We finally note a judicial decision that addressed the rule-making authority of the TNRCC under the Solid Waste Disposal Act, Tex. Health & Safety Code Ann. §§ 361.001-.754 (Vernon 1992 & Supp. 1999). McDaniel v. Texas Natural Resource Conservation Commission, 982 S.W.2d 650 (Tex. App.--Austin 1998, pet. filed), addressed the Commission's implied authority with respect to procedures for authorizing sewage sludge disposal. McDaniel, like the present request for an attorney general opinion, deals with the rule-making authority of the TNRCC, but it addresses a different statute, and, most important, does not concern the regulation of an occupational or professional category.
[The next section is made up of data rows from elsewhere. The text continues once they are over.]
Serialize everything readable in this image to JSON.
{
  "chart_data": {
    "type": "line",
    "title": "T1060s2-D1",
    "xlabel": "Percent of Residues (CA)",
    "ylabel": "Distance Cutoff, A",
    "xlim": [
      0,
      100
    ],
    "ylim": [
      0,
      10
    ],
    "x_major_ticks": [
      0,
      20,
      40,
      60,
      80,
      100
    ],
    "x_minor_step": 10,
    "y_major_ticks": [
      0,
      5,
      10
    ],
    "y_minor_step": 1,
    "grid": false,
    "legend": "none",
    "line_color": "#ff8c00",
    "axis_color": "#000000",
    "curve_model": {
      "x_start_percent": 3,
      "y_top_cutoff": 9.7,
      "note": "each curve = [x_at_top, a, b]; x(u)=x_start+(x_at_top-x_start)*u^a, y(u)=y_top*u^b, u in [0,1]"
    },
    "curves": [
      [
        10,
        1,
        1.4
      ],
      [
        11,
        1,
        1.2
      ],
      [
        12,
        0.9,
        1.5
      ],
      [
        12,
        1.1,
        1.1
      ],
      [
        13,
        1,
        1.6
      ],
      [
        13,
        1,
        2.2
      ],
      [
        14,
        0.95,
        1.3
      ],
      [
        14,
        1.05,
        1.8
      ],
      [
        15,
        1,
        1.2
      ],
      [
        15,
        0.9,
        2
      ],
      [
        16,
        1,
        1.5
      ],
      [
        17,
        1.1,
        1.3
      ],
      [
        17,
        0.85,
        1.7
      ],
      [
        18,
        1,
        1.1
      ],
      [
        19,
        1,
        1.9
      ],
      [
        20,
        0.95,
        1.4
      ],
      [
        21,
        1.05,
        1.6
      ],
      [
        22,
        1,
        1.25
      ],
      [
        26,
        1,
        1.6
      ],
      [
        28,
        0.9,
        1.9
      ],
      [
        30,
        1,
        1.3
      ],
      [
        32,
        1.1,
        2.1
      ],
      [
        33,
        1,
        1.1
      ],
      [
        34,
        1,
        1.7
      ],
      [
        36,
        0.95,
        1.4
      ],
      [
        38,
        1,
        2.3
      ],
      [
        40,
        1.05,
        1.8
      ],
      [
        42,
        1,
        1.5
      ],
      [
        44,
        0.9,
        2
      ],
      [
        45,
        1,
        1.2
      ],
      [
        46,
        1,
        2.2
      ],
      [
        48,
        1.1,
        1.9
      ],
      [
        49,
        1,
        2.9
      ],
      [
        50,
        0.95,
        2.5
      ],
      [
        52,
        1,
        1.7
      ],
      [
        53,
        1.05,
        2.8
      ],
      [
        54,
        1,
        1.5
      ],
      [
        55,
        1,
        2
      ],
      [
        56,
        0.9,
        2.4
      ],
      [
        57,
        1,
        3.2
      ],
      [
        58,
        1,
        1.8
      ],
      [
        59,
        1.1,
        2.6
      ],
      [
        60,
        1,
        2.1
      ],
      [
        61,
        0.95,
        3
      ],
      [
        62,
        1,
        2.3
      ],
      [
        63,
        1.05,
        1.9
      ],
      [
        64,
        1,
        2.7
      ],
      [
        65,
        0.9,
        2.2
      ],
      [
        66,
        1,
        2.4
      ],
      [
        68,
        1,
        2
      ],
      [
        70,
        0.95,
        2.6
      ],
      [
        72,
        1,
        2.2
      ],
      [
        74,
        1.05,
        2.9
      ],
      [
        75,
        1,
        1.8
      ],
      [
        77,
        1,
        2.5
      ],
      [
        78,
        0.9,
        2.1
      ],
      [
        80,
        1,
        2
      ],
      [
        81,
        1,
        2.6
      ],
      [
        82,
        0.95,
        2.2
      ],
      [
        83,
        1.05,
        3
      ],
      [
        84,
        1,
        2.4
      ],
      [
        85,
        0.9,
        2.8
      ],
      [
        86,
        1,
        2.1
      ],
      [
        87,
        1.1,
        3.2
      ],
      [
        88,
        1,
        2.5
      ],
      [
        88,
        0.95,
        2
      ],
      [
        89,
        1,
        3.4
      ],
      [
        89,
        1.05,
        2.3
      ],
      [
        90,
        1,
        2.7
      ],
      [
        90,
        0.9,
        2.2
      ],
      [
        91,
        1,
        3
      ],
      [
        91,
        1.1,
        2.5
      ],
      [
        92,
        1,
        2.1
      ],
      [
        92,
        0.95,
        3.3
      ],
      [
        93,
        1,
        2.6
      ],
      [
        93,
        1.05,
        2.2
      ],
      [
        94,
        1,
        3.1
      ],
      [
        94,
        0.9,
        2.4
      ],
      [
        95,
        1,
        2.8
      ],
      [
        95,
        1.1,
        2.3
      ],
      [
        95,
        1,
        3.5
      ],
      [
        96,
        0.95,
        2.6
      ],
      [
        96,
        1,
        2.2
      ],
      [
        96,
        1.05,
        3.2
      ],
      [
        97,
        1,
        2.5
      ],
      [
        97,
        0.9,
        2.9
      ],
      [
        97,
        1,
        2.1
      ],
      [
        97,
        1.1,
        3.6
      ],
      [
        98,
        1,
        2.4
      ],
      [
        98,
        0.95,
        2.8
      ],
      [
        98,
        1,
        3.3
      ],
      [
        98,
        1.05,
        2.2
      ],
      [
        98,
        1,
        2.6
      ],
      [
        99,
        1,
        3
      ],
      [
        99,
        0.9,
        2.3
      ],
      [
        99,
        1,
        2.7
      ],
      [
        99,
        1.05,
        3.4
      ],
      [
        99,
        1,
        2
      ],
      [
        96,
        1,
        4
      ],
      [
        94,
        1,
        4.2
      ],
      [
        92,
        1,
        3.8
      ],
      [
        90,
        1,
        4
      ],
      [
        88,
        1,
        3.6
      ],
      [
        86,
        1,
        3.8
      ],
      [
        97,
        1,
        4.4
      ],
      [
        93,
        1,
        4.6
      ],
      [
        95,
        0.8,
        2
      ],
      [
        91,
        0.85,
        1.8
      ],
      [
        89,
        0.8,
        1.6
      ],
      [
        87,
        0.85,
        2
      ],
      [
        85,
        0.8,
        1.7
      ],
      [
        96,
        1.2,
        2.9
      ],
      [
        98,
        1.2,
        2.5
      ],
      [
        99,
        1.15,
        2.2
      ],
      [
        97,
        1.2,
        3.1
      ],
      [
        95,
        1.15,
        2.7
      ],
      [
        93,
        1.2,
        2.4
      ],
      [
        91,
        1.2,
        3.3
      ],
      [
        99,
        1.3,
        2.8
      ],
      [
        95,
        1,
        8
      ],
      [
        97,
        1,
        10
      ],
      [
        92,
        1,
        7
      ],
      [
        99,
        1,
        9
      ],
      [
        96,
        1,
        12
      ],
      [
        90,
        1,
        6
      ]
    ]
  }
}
For these reasons, McDaniel does not assist us in answering your question.
In the absence of any statutory authority to regulate site evaluators, the TNRCC has adopted rules that place burdens on persons who engage in site evaluation, by requiring them to take an examination, pay fees, and comply with other requirements for getting a certificate. 30 Tex. Admin. Code §§ 285.50, 285.54, 285.57 (1998). A person who violates a rule is subject to a suit for injunctive relief or a civil suit under section 366.092. In the context of Health and Safety Code chapter 366, which expressly defines and provides for the regulation of two occupations related to on-site sewage facilities, it is reasonable to expect the legislature to express its intention to authorize regulation of a third occupation related to on-site sewage facilities by a similarly express grant of authority. We conclude that the Commission lacks implied authority to regulate site evaluators. Accordingly, the Commission has no authority to issue rules regulating "site evaluators" and such rules are invalid.
S U M M A R Y
Chapter 366 of the Health and Safety Code, relating to the regulation of on-site sewage disposal systems, does not expressly or by necessary implication authorize the Texas Natural Resource Conservation Commission to regulate "site evaluators." The Commission's rules requiring the certification of site evaluators and otherwise regulating site evaluators are invalid.
CLARK KENT ERVIN
Prepared by Susan L. Garrison
1. Act of May 25, 1993, 73rd Leg., R.S., ch. 589, § 4, 1993 Tex. Gen. Laws 2243-44.
2. See Act of May 14, 1953, 53d Leg., R.S., ch. 251, § 4, 1953 Tex. Gen. Laws 661, 665.